In a sharp and growing rebuke to Western academic and media narratives, the Indian diaspora in the United Kingdom has forcefully rejected the continued use of the term “South Asian” to describe people of Indian origin, calling it a deliberate erasure of India’s distinct civilisational identity, heritage, and global contributions.
Spearheading the movement is Insight UK, a prominent socio-cultural group representing British Hindus and Indian-origin communities, which issued a scathing statement last week on its official social media platform. The group declared that Indians are not a generic subset of South Asia and that the label serves to flatten, distort, and misrepresent a nation of 1.4 billion people with a 5,000-year-old civilisation.
“The Indian diaspora rejects the use of the term ‘South Asian,’ which is frequently employed by Western academics and media. They argue that this label, intended as a convenient regional grouping, tends to obscure India’s unique cultural identity rather than celebrate it,” Insight UK wrote.
𝐈𝐧𝐝𝐢𝐚𝐧 𝐃𝐢𝐚𝐬𝐩𝐨𝐫𝐚 𝐏𝐮𝐬𝐡 𝐁𝐚𝐜𝐤 𝐀𝐠𝐚𝐢𝐧𝐬𝐭 𝐭𝐡𝐞 “𝐒𝐨𝐮𝐭𝐡 𝐀𝐬𝐢𝐚𝐧” 𝐋𝐚𝐛𝐞𝐥
The Indian diaspora reject the use of the term “South Asian,” which is frequently employed by Western academics and media. They argue that this label, intended as a… pic.twitter.com/sJawRqaNIX
— INSIGHT UK (@INSIGHTUK2) June 19, 2025
The post emphasised that India boasts a plurality of languages, spiritual traditions, philosophies, arts, cuisines, and social customs, and cannot be reduced to a geopolitical convenience drawn from post-colonial cartography. The frustration among Indian-origin Britons reflects an emerging global trend of diaspora assertiveness and cultural reclamation, particularly as Western narratives continue to homogenize vastly different South Asian societies.
According to the diaspora, the “South Asian” tag lacks cultural, religious, and historical nuance. The term indiscriminately lumps India — with its profound Dharmic traditions of Hinduism, Buddhism, Jainism, and Sikhism — with countries like Pakistan and Bangladesh, which were created as religious nation-states during the 1947 Partition.
Insight UK noted that this not only undermines the Hindu and Dharmic heritage of India but also equates it with nations that have actively persecuted their minority Hindu populations. The generalisation, they argue, is not only misleading but offensive, especially in academic, political, and media discourses where identity and representation matter deeply.
To draw a comparative analogy, the group stated, “It would be akin to conflating Germany and Albania simply because both are in Europe, ignoring vast differences in language, culture, and history.”
Social media erupted in support of Insight UK’s stand, with thousands of Indian-origin users echoing the sentiment that the “South Asian” identity is used selectively by the West to either share Indian successes or isolate its shortcomings.

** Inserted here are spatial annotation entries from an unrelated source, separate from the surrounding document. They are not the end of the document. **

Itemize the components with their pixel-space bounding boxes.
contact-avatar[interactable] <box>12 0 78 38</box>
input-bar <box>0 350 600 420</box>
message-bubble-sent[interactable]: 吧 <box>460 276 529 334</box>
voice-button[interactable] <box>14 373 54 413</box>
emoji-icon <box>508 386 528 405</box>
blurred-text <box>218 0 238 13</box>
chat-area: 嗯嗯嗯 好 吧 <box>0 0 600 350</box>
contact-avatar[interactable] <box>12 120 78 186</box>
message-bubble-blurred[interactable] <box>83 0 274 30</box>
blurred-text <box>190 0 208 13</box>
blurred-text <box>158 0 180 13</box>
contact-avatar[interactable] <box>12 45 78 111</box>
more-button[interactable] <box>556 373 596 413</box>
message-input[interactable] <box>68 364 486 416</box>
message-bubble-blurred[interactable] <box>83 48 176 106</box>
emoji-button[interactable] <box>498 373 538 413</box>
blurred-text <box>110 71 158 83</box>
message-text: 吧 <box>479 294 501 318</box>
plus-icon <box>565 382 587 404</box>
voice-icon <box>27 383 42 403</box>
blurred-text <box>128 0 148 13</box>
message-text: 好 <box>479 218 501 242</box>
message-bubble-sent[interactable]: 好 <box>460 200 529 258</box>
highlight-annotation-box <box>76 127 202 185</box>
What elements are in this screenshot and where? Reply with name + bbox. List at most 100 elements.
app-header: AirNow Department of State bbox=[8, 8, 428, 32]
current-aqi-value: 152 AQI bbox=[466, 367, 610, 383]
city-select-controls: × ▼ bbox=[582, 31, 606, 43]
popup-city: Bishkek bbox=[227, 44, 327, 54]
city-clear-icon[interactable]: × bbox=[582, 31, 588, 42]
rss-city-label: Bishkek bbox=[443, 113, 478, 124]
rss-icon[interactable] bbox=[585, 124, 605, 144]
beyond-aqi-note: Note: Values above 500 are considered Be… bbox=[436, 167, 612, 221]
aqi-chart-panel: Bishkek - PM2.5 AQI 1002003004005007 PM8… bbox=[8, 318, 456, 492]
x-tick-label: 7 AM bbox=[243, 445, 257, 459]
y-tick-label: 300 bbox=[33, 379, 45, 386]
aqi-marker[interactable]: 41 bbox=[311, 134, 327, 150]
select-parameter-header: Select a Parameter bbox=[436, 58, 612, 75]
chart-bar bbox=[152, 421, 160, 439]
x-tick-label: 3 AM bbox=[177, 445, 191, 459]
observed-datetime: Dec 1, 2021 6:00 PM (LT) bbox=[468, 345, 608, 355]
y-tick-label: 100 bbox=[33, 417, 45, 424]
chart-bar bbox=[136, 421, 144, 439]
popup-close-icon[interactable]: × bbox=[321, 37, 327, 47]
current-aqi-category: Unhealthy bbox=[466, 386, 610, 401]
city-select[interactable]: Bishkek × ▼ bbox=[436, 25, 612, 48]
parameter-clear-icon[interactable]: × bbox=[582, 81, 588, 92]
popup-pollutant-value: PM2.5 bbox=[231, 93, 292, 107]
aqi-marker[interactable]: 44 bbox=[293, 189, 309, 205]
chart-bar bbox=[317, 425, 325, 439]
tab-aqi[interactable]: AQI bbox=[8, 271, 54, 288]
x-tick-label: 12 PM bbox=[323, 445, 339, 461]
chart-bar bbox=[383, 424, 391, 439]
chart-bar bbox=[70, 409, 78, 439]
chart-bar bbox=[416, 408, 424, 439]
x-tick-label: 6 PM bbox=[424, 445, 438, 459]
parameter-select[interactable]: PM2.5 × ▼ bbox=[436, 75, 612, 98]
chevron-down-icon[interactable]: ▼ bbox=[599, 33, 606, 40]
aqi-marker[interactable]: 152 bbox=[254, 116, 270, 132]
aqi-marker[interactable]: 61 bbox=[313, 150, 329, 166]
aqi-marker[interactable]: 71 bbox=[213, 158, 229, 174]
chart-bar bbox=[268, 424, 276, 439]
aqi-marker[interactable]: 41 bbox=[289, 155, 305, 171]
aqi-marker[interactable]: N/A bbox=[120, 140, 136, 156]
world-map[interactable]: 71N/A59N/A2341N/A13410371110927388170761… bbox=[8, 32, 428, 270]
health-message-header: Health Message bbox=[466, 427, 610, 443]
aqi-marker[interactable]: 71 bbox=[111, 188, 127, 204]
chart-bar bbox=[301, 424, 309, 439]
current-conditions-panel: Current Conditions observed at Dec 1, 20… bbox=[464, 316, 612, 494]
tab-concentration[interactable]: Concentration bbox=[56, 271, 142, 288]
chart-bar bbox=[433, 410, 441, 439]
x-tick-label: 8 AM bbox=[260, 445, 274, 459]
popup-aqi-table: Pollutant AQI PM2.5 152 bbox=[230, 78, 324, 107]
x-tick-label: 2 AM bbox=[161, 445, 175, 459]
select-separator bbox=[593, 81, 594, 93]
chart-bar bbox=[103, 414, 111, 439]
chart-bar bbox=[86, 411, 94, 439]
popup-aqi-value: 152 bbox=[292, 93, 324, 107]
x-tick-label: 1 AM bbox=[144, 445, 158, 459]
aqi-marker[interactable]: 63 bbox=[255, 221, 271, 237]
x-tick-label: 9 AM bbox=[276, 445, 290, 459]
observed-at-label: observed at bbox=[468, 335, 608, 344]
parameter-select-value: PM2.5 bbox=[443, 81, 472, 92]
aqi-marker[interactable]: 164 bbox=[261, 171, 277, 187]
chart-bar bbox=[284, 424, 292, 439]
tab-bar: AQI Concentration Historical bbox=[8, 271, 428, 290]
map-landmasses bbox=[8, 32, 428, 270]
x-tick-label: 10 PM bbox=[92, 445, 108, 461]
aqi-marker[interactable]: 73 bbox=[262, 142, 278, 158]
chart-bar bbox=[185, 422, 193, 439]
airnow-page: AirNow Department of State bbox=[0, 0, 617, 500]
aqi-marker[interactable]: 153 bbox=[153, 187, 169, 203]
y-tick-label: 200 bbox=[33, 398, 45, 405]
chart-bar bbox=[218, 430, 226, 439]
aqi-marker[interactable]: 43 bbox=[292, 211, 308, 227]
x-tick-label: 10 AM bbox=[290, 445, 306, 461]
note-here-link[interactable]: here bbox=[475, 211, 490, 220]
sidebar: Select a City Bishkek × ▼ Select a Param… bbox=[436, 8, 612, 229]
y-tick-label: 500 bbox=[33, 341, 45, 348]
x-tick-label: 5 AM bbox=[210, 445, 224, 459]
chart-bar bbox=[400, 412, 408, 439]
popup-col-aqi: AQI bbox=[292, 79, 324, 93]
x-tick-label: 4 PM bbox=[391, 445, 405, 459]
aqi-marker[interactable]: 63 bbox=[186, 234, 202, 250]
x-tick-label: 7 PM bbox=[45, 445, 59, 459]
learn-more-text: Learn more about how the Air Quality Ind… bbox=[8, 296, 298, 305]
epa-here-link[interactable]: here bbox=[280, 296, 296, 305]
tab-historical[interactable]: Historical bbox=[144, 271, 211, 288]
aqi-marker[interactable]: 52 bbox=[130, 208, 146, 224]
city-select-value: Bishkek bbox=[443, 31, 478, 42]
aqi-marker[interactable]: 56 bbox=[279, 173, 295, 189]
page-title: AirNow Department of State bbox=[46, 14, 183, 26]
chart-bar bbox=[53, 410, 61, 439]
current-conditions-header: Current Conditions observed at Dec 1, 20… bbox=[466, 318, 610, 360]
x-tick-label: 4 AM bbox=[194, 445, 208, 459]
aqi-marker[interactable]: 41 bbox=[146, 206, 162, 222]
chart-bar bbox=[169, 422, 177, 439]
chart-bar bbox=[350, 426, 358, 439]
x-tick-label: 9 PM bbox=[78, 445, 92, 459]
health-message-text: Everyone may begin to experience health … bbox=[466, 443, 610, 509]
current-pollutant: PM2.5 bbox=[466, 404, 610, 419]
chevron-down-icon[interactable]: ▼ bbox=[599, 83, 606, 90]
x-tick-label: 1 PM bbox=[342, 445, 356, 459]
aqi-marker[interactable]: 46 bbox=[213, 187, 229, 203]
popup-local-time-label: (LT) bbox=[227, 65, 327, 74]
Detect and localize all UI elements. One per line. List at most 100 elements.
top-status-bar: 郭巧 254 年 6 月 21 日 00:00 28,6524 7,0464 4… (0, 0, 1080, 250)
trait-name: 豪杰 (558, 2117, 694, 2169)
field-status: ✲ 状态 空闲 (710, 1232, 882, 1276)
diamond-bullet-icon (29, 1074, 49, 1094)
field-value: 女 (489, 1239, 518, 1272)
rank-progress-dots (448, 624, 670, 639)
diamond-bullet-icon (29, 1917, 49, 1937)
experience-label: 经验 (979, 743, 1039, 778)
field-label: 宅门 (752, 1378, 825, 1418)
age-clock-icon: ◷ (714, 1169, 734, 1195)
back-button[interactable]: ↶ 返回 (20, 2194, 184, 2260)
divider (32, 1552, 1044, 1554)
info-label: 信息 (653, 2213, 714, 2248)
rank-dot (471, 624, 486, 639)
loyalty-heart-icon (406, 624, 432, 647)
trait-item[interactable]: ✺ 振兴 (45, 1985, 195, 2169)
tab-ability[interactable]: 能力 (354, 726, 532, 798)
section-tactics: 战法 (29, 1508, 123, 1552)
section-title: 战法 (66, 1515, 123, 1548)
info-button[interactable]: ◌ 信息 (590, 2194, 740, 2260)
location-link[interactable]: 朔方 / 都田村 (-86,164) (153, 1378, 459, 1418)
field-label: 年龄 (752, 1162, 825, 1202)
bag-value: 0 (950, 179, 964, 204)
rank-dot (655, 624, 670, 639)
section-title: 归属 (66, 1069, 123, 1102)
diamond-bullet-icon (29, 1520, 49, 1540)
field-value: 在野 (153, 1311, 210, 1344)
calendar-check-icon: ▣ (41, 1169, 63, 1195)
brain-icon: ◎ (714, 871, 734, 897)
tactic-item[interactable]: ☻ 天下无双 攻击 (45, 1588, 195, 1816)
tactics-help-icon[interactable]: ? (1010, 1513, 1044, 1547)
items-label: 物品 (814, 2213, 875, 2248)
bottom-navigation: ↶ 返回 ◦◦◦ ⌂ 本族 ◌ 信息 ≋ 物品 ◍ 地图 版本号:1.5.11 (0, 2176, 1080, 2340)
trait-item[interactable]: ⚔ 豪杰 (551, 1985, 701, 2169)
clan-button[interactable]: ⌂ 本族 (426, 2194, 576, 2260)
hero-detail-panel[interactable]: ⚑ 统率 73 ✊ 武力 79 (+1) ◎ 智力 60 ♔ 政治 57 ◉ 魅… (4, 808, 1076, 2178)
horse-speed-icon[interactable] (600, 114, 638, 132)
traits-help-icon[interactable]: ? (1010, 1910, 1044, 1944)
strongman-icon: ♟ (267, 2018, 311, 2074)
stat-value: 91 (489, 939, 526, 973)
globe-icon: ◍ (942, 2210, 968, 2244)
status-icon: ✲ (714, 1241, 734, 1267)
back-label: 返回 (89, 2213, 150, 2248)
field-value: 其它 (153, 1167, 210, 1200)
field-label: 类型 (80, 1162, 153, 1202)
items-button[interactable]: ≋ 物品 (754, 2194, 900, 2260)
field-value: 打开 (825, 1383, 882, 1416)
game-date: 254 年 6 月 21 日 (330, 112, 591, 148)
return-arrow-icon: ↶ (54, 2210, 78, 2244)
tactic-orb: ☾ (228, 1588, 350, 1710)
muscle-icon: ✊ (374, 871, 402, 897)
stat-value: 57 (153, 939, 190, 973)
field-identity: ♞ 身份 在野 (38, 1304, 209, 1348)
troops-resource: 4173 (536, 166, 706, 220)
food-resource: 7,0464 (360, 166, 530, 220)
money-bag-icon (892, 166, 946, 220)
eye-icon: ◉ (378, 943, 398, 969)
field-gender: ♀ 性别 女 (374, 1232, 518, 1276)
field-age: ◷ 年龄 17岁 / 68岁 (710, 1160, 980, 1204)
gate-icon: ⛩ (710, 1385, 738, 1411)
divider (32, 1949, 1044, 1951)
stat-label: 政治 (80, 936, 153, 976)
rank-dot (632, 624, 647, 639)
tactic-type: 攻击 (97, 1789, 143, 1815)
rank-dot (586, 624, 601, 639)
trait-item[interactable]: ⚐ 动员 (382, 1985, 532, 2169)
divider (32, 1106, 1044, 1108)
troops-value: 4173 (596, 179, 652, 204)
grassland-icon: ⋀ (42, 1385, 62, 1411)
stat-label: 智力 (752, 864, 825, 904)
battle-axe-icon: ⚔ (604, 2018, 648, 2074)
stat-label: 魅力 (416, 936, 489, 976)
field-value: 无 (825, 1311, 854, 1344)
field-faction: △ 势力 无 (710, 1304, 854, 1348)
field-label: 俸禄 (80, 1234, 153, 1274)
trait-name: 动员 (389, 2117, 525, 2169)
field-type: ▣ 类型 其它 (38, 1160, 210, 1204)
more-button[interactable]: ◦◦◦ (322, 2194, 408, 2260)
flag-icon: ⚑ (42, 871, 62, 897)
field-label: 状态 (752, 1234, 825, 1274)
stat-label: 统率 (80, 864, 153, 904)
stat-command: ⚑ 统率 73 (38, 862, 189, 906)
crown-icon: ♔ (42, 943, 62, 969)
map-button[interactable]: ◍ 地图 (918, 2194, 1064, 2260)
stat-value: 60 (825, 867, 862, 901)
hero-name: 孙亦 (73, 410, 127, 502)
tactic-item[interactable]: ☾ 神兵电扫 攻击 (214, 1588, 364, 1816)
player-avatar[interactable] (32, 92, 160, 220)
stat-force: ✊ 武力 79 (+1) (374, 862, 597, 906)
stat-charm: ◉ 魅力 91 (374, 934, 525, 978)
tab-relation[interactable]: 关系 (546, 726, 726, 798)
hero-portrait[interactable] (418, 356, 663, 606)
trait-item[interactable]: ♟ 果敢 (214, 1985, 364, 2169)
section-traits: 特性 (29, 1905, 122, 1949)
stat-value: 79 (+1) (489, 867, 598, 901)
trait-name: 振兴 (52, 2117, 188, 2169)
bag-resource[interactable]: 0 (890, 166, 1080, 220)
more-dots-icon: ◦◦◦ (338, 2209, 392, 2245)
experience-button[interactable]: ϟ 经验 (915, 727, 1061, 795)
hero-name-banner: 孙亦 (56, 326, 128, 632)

“If Indians do good: South Asians. If others do good: Their country. If India does bad: India. If others do bad: South Asians. It’s a whole narrative,” wrote one user on X. Another user remarked, “India is 1.4 billion people — probably worthy of its own term.”
There was also frustration at the colonial hangover in Western academia, which still chooses to see India through the lens of British-era mappings rather than acknowledging it as a civilisational state with its own global footprint.
The Indian community, with over 2 million members, is the largest ethnic minority in the UK, and one of the most prosperous and educated. Yet, Indian-origin voices are frequently clubbed into South Asian panels, identity blocks, or cultural representations, where nuanced Indian positions are overshadowed by Pakistan-centric or pan-Islamic narratives.
Insight UK strongly objected to this intellectual laziness, stating that “being Indian is a matter of pride and a genuine reflection of their heritage — not merely a regional designation.” They further warned that this reductionist trend may have long-term implications for policy-making, representation, and diaspora cohesion.
The growing discomfort with the term “South Asian” among Indian-origin Britons is not a fringe sentiment. It is part of a larger movement to reclaim identity, assert historical truth, and resist lazy academic groupings that ignore civilisational boundaries and lived cultural realities.
As British institutions — from media houses to universities — continue to use the umbrella term for convenience, diaspora leaders are demanding a rethink, urging the West to recognise Indians as Indians, not as an indistinguishable part of a region.
“Indians are Indians. Not South Asians. Not generic brown people. Not a monolith. And definitely not a label to be used when convenient,” said a British-Indian scholar responding to the debate.